In Memoriam French rider Hubert Bourdy



25 June - He was one of them, one of the old “club”. Not so old, as he was just 57, but enough to have his place in the French book of show-jumping and recall the memories of all the top riders who had the pleasure to compete against or beside him. Double Olympic medallist and team jumping world champion, Hubert Bourdy left this world on the 25th June, because of a cancer who seems definitely to have beaten him.

Born in the town of Troyes, in north-eastern France, he began riding at the age of 11 and became a professional at 23. Since 1983, when he was first selected to be part of the French jumping team, and for the next twenty years, he continued to score series of victories, within Mediterranean Games, national and European Championships.

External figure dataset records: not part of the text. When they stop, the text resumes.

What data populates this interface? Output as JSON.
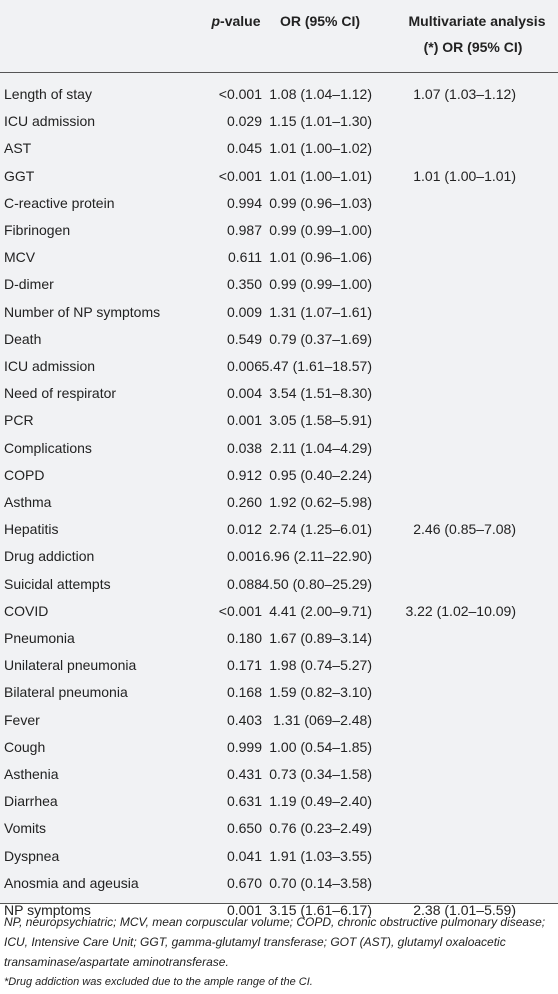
{
  "table": {
    "header": [
      "p-value",
      "OR (95% CI)",
      "Multivariate analysis",
      "(*) OR (95% CI)"
    ],
    "rows": [
      [
        "Length of stay",
        "<0.001",
        "1.08 (1.04–1.12)",
        "1.07 (1.03–1.12)"
      ],
      [
        "ICU admission",
        "0.029",
        "1.15 (1.01–1.30)",
        null
      ],
      [
        "AST",
        "0.045",
        "1.01 (1.00–1.02)",
        null
      ],
      [
        "GGT",
        "<0.001",
        "1.01 (1.00–1.01)",
        "1.01 (1.00–1.01)"
      ],
      [
        "C-reactive protein",
        "0.994",
        "0.99 (0.96–1.03)",
        null
      ],
      [
        "Fibrinogen",
        "0.987",
        "0.99 (0.99–1.00)",
        null
      ],
      [
        "MCV",
        "0.611",
        "1.01 (0.96–1.06)",
        null
      ],
      [
        "D-dimer",
        "0.350",
        "0.99 (0.99–1.00)",
        null
      ],
      [
        "Number of NP symptoms",
        "0.009",
        "1.31 (1.07–1.61)",
        null
      ],
      [
        "Death",
        "0.549",
        "0.79 (0.37–1.69)",
        null
      ],
      [
        "ICU admission",
        "0.006",
        "5.47 (1.61–18.57)",
        null
      ],
      [
        "Need of respirator",
        "0.004",
        "3.54 (1.51–8.30)",
        null
      ],
      [
        "PCR",
        "0.001",
        "3.05 (1.58–5.91)",
        null
      ],
      [
        "Complications",
        "0.038",
        "2.11 (1.04–4.29)",
        null
      ],
      [
        "COPD",
        "0.912",
        "0.95 (0.40–2.24)",
        null
      ],
      [
        "Asthma",
        "0.260",
        "1.92 (0.62–5.98)",
        null
      ],
      [
        "Hepatitis",
        "0.012",
        "2.74 (1.25–6.01)",
        "2.46 (0.85–7.08)"
      ],
      [
        "Drug addiction",
        "0.001",
        "6.96 (2.11–22.90)",
        null
      ],
      [
        "Suicidal attempts",
        "0.088",
        "4.50 (0.80–25.29)",
        null
      ],
      [
        "COVID",
        "<0.001",
        "4.41 (2.00–9.71)",
        "3.22 (1.02–10.09)"
      ],
      [
        "Pneumonia",
        "0.180",
        "1.67 (0.89–3.14)",
        null
      ],
      [
        "Unilateral pneumonia",
        "0.171",
        "1.98 (0.74–5.27)",
        null
      ],
      [
        "Bilateral pneumonia",
        "0.168",
        "1.59 (0.82–3.10)",
        null
      ],
      [
        "Fever",
        "0.403",
        "1.31 (069–2.48)",
        null
      ],
      [
        "Cough",
        "0.999",
        "1.00 (0.54–1.85)",
        null
      ],
      [
        "Asthenia",
        "0.431",
        "0.73 (0.34–1.58)",
        null
      ],
      [
        "Diarrhea",
        "0.631",
        "1.19 (0.49–2.40)",
        null
      ],
      [
        "Vomits",
        "0.650",
        "0.76 (0.23–2.49)",
        null
      ],
      [
        "Dyspnea",
        "0.041",
        "1.91 (1.03–3.55)",
        null
      ],
      [
        "Anosmia and ageusia",
        "0.670",
        "0.70 (0.14–3.58)",
        null
      ],
      [
        "NP symptoms",
        "0.001",
        "3.15 (1.61–6.17)",
        "2.38 (1.01–5.59)"
      ]
    ]
  },
  "footnotes": [
    "NP, neuropsychiatric; MCV, mean corpuscular volume; COPD, chronic obstructive pulmonary disease; ICU, Intensive Care Unit; GGT, gamma-glutamyl transferase; GOT (AST), glutamyl oxaloacetic transaminase/aspartate aminotransferase.",
    "*Drug addiction was excluded due to the ample range of the CI."
  ]
}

On Morgat, he gained the team bronze medal at 1988 Seoul Olympic Games with Michel Robert, Frédéric Cottier and Pierre Durand, and repeated the same result in 1992, in Barcelona, when, riding Razzia du Poncel, he took again the bronze along with Hervé Godignon, Michel Robert and Eric Navet. In 1989 he settled in Marlieux dans l’Ain, where he started his horse breeding and trading, with many crack world-renowned.

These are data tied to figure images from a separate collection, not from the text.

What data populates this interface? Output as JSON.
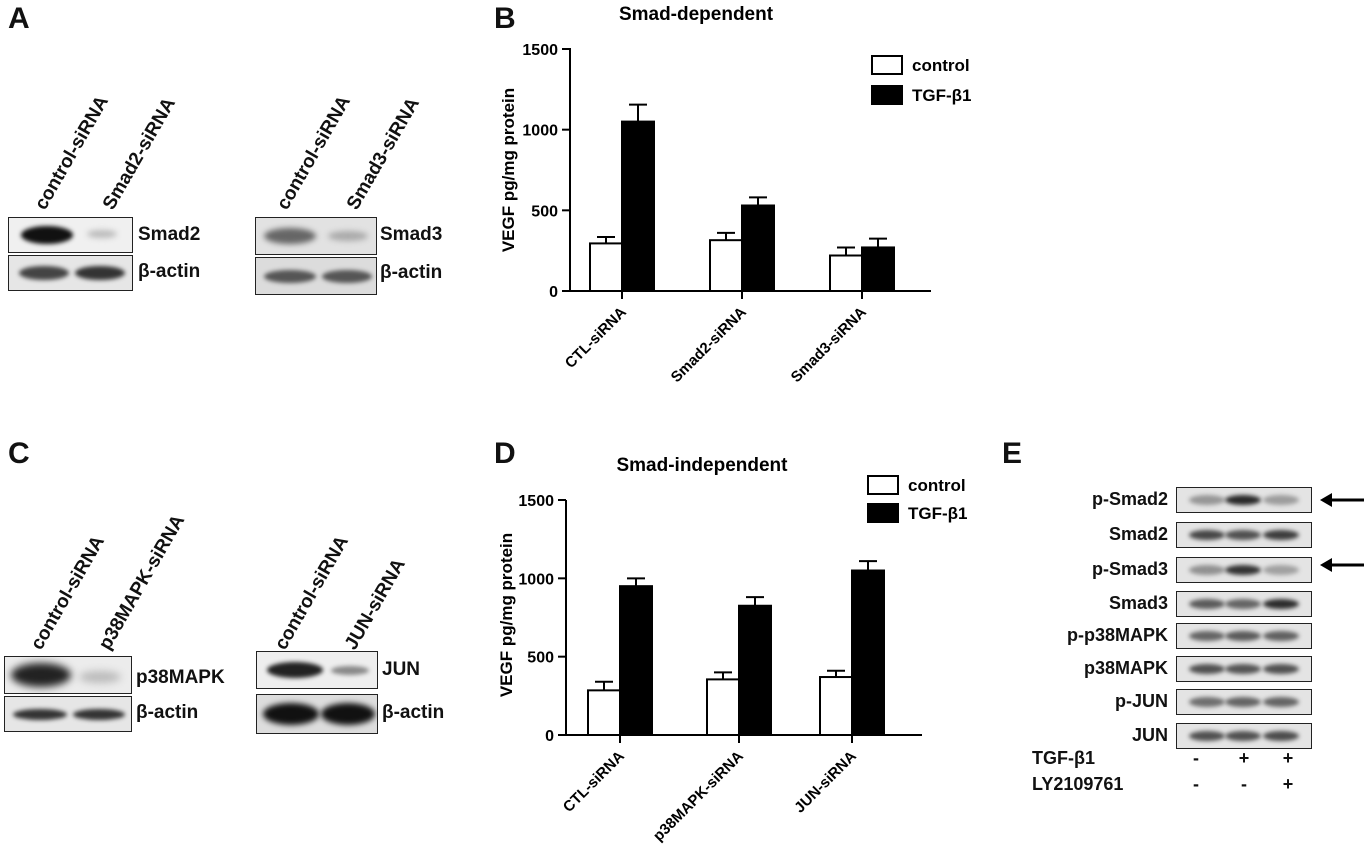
{
  "panels": {
    "A": {
      "letter": "A",
      "blot_left": {
        "lanes": [
          "control-siRNA",
          "Smad2-siRNA"
        ],
        "target": "Smad2",
        "loading": "β-actin"
      },
      "blot_right": {
        "lanes": [
          "control-siRNA",
          "Smad3-siRNA"
        ],
        "target": "Smad3",
        "loading": "β-actin"
      }
    },
    "C": {
      "letter": "C",
      "blot_left": {
        "lanes": [
          "control-siRNA",
          "p38MAPK-siRNA"
        ],
        "target": "p38MAPK",
        "loading": "β-actin"
      },
      "blot_right": {
        "lanes": [
          "control-siRNA",
          "JUN-siRNA"
        ],
        "target": "JUN",
        "loading": "β-actin"
      }
    },
    "B": {
      "letter": "B"
    },
    "D": {
      "letter": "D"
    },
    "E": {
      "letter": "E",
      "rows": [
        "p-Smad2",
        "Smad2",
        "p-Smad3",
        "Smad3",
        "p-p38MAPK",
        "p38MAPK",
        "p-JUN",
        "JUN"
      ],
      "treatments": [
        {
          "name": "TGF-β1",
          "signs": [
            "-",
            "+",
            "+"
          ]
        },
        {
          "name": "LY2109761",
          "signs": [
            "-",
            "-",
            "+"
          ]
        }
      ]
    }
  },
  "chart_data": [
    {
      "type": "bar",
      "title": "Smad-dependent",
      "ylabel": "VEGF pg/mg protein",
      "ylim": [
        0,
        1500
      ],
      "yticks": [
        "0",
        "500",
        "1000",
        "1500"
      ],
      "categories": [
        "CTL-siRNA",
        "Smad2-siRNA",
        "Smad3-siRNA"
      ],
      "series": [
        {
          "name": "control",
          "values": [
            295,
            315,
            220
          ],
          "errors": [
            40,
            45,
            50
          ],
          "color": "#ffffff"
        },
        {
          "name": "TGF-β1",
          "values": [
            1050,
            530,
            270
          ],
          "errors": [
            105,
            50,
            55
          ],
          "color": "#000000"
        }
      ],
      "legend": "top-right"
    },
    {
      "type": "bar",
      "title": "Smad-independent",
      "ylabel": "VEGF pg/mg protein",
      "ylim": [
        0,
        1500
      ],
      "yticks": [
        "0",
        "500",
        "1000",
        "1500"
      ],
      "categories": [
        "CTL-siRNA",
        "p38MAPK-siRNA",
        "JUN-siRNA"
      ],
      "series": [
        {
          "name": "control",
          "values": [
            285,
            355,
            370
          ],
          "errors": [
            55,
            45,
            40
          ],
          "color": "#ffffff"
        },
        {
          "name": "TGF-β1",
          "values": [
            950,
            825,
            1050
          ],
          "errors": [
            50,
            55,
            60
          ],
          "color": "#000000"
        }
      ],
      "legend": "top-right"
    }
  ]
}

Individual bronze arrived with Morgat in 1990, at the inaugural FEI World Equestrian Games, which were staged in Stockholm, after having already obtained the team title together with his companions Eric Navet, Roger-Yves Bost, and Pierre Durand. With Ève des Étisses he then qualified in two World Cup Finals, in Milan 2004 and in Las Vegas 2005, and with his team he won the 2004 Nations Cup’s circuit, at that time called Super League.

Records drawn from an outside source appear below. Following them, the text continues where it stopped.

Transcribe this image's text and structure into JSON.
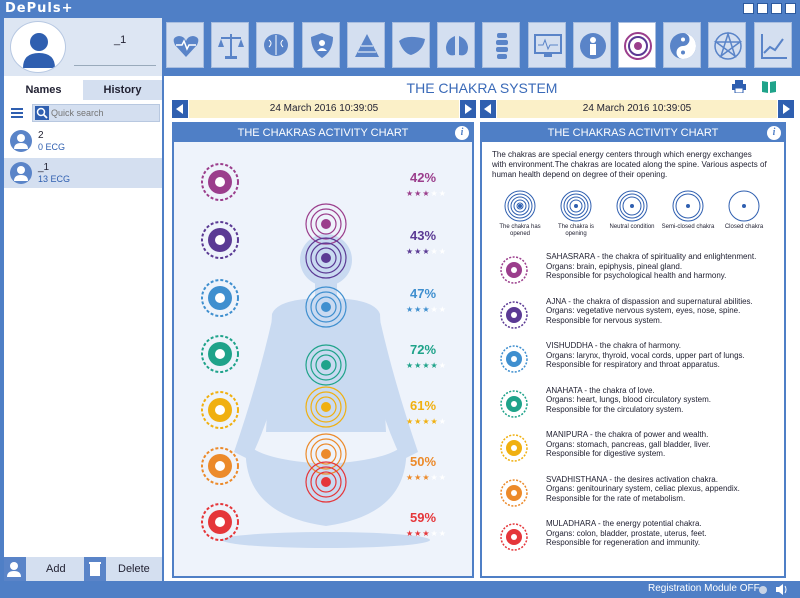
{
  "app": {
    "title": "DePuls+"
  },
  "user": {
    "name": "_1"
  },
  "tabs": [
    {
      "label": "Names"
    },
    {
      "label": "History"
    }
  ],
  "search": {
    "placeholder": "Quick search"
  },
  "patients": [
    {
      "name": "2",
      "ecg": "0 ECG",
      "selected": false
    },
    {
      "name": "_1",
      "ecg": "13 ECG",
      "selected": true
    }
  ],
  "actions": {
    "add": "Add",
    "delete": "Delete"
  },
  "toolbar": {
    "icons": [
      "heart-pulse-icon",
      "scales-icon",
      "brain-icon",
      "shield-icon",
      "pyramid-icon",
      "liver-icon",
      "lungs-icon",
      "spine-icon",
      "monitor-icon",
      "person-icon",
      "chakra-icon",
      "yin-yang-icon",
      "pentagram-icon",
      "chart-icon"
    ],
    "active_index": 10
  },
  "page": {
    "title": "THE CHAKRA SYSTEM"
  },
  "left": {
    "date": "24 March 2016 10:39:05",
    "panel_title": "THE CHAKRAS ACTIVITY CHART"
  },
  "right": {
    "date": "24 March 2016 10:39:05",
    "panel_title": "THE CHAKRAS ACTIVITY CHART",
    "intro": "The chakras are special energy centers through which energy exchanges with environment.The chakras are located along the spine. Various aspects of human health depend on degree of their opening.",
    "legend": [
      "The chakra has opened",
      "The chakra is opening",
      "Neutral condition",
      "Semi-closed chakra",
      "Closed chakra"
    ]
  },
  "chakras": [
    {
      "name": "SAHASRARA",
      "percent": "42%",
      "stars": 3,
      "color": "#9b3e8c",
      "text": [
        "SAHASRARA - the chakra of spirituality and enlightenment.",
        "Organs: brain, epiphysis, pineal gland.",
        "Responsible for psychological health and harmony."
      ]
    },
    {
      "name": "AJNA",
      "percent": "43%",
      "stars": 3,
      "color": "#5b3a94",
      "text": [
        "AJNA - the chakra of dispassion and supernatural abilities.",
        " Organs: vegetative nervous system, eyes, nose, spine.",
        " Responsible for nervous system."
      ]
    },
    {
      "name": "VISHUDDHA",
      "percent": "47%",
      "stars": 3,
      "color": "#3f8fcf",
      "text": [
        "VISHUDDHA - the chakra of harmony.",
        " Organs: larynx, thyroid, vocal cords, upper part of lungs.",
        " Responsible for respiratory and throat apparatus."
      ]
    },
    {
      "name": "ANAHATA",
      "percent": "72%",
      "stars": 4,
      "color": "#1fa38a",
      "text": [
        "ANAHATA - the chakra of love.",
        " Organs: heart, lungs, blood circulatory system.",
        " Responsible for the circulatory system."
      ]
    },
    {
      "name": "MANIPURA",
      "percent": "61%",
      "stars": 4,
      "color": "#f0b010",
      "text": [
        "MANIPURA - the chakra of power and wealth.",
        " Organs: stomach, pancreas, gall bladder, liver.",
        " Responsible for digestive system."
      ]
    },
    {
      "name": "SVADHISTHANA",
      "percent": "50%",
      "stars": 3,
      "color": "#ec8a2a",
      "text": [
        "SVADHISTHANA - the desires activation chakra.",
        "Organs: genitourinary system, celiac plexus, appendix.",
        "Responsible for the rate of metabolism."
      ]
    },
    {
      "name": "MULADHARA",
      "percent": "59%",
      "stars": 3,
      "color": "#e5363a",
      "text": [
        "MULADHARA - the energy potential chakra.",
        "Organs: colon, bladder, prostate, uterus, feet.",
        "Responsible for regeneration and immunity."
      ]
    }
  ],
  "status": {
    "text": "Registration Module OFF"
  }
}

Active until 2009, performing in international competitions with great horses such as Toulon, Centino and Tenson, Bourdy retired from sport and devoted himself to his horse dealing business, which became one of the largest in Europe. Always present at any calendar’s top events, he was never missing a beat, and he was recently seen at the Longines FEI World Cup Jumping Finals in Lyon in April and at CSI4* Bourg en Bresse just three weeks ago. Aware of his illness, he did not care about it, but just tried to go on until the very last moment. In the year of the World Equestrian Games for the first time to be held in France, the Ornano Stadium, which will host the show jumping competitions, held yesterday a minute’s silence during the test event. Bourdy’s friends are going to miss him: “I’m sad and I will remember him forever – said Bosty – he achieved a lot, maybe was sometimes extreme, but he was always looking straight ahead”. “I grow up in my career with him from the very beginning – added Michel Robert – he has been first a teammate to me. I must say he saw things very differently for that time, he had an accuracy unknown among other riders in those years. I’ve always looked up to him”. Difficult to collect all the voices and words pronounced in this sad day to greet him or just to record their “personal moment” with Hubert Bourdy. What is common to them is the memory of his spirit. Beloved first as a man, for his charisma and sense of humour, then as a master in equestrianism: two aspects, which were connected by a strong love for life and that, in this man called Hubert Bourdy, were so well combined.